In other Celtics news, Will McDonough reported that the organization was looking for other alternatives outside of the Boston Garden and beyond the proposed sports complex in East Boston. The team, he reported, looked into relocating to a city known for its incredible eats at Kelly’s Roast Beef:
The Celtics and the Boston Garden have been involved in very sensitive negotiations in recent weeks concerning a new lease. The Celtics, whose current lease is up at the end of the year, are trying to build their own arena in Revere. But it certainly won’t be ready in time for next season, so they are interested in a short- term deal. The Garden’s management, which is making a legitimate effort of their own to rebuild the arena, wants a long- term arrangement.
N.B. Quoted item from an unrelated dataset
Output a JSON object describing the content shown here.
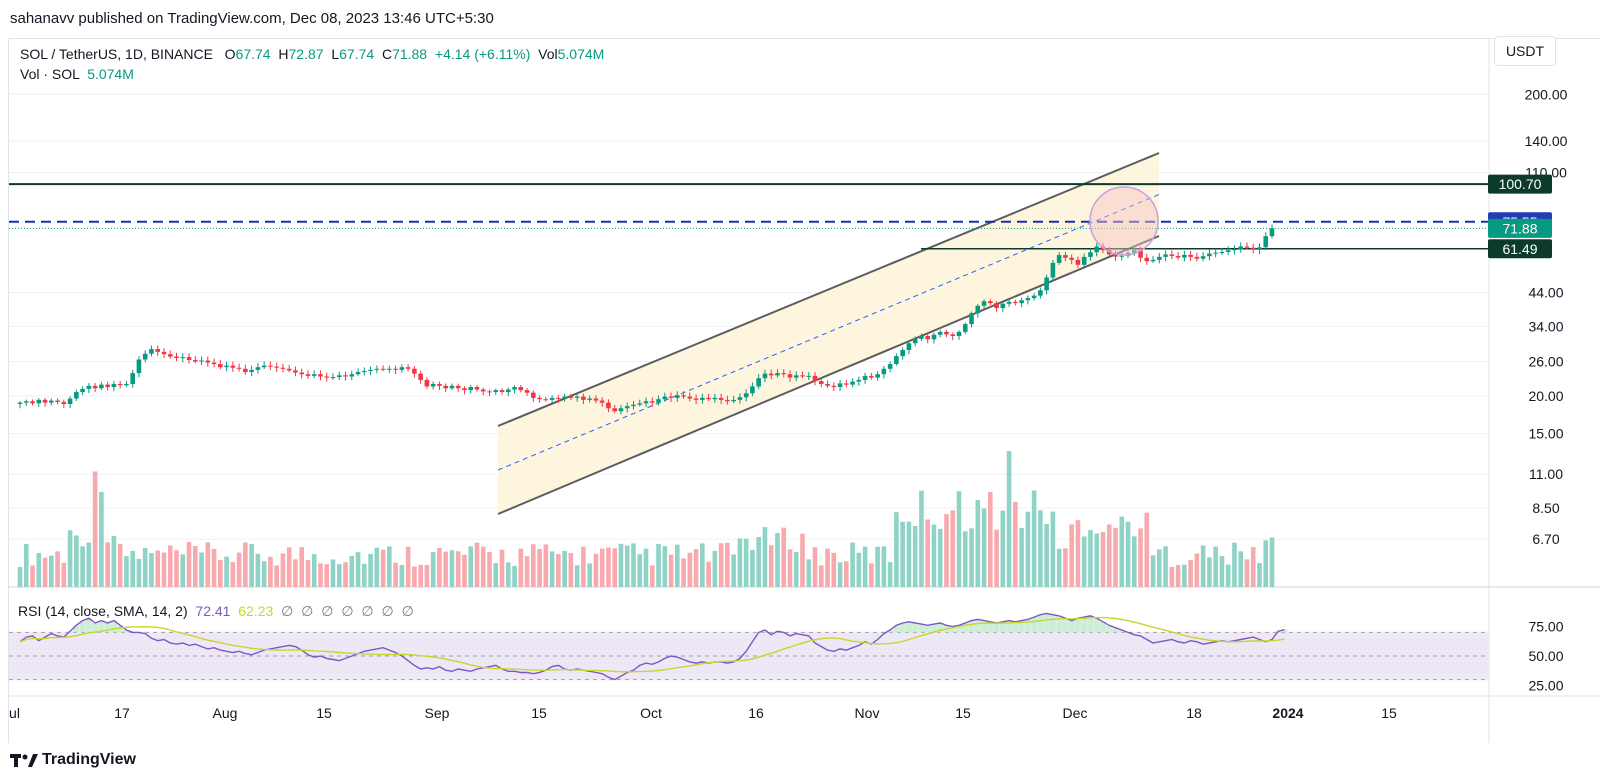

The C’s looked to build a new winning streak on Saturday in Denver and go for the series sweep against the Nuggets. With the Celtics landing in Denver on Friday, there were cheers a good 1800 miles away over in New York — Lake Placid, to be exact — as the United States Olympics hockey team defeated the Russians, 4-3. To this day, it’s the last tape-delayed American Olympic hockey game ever aired on television.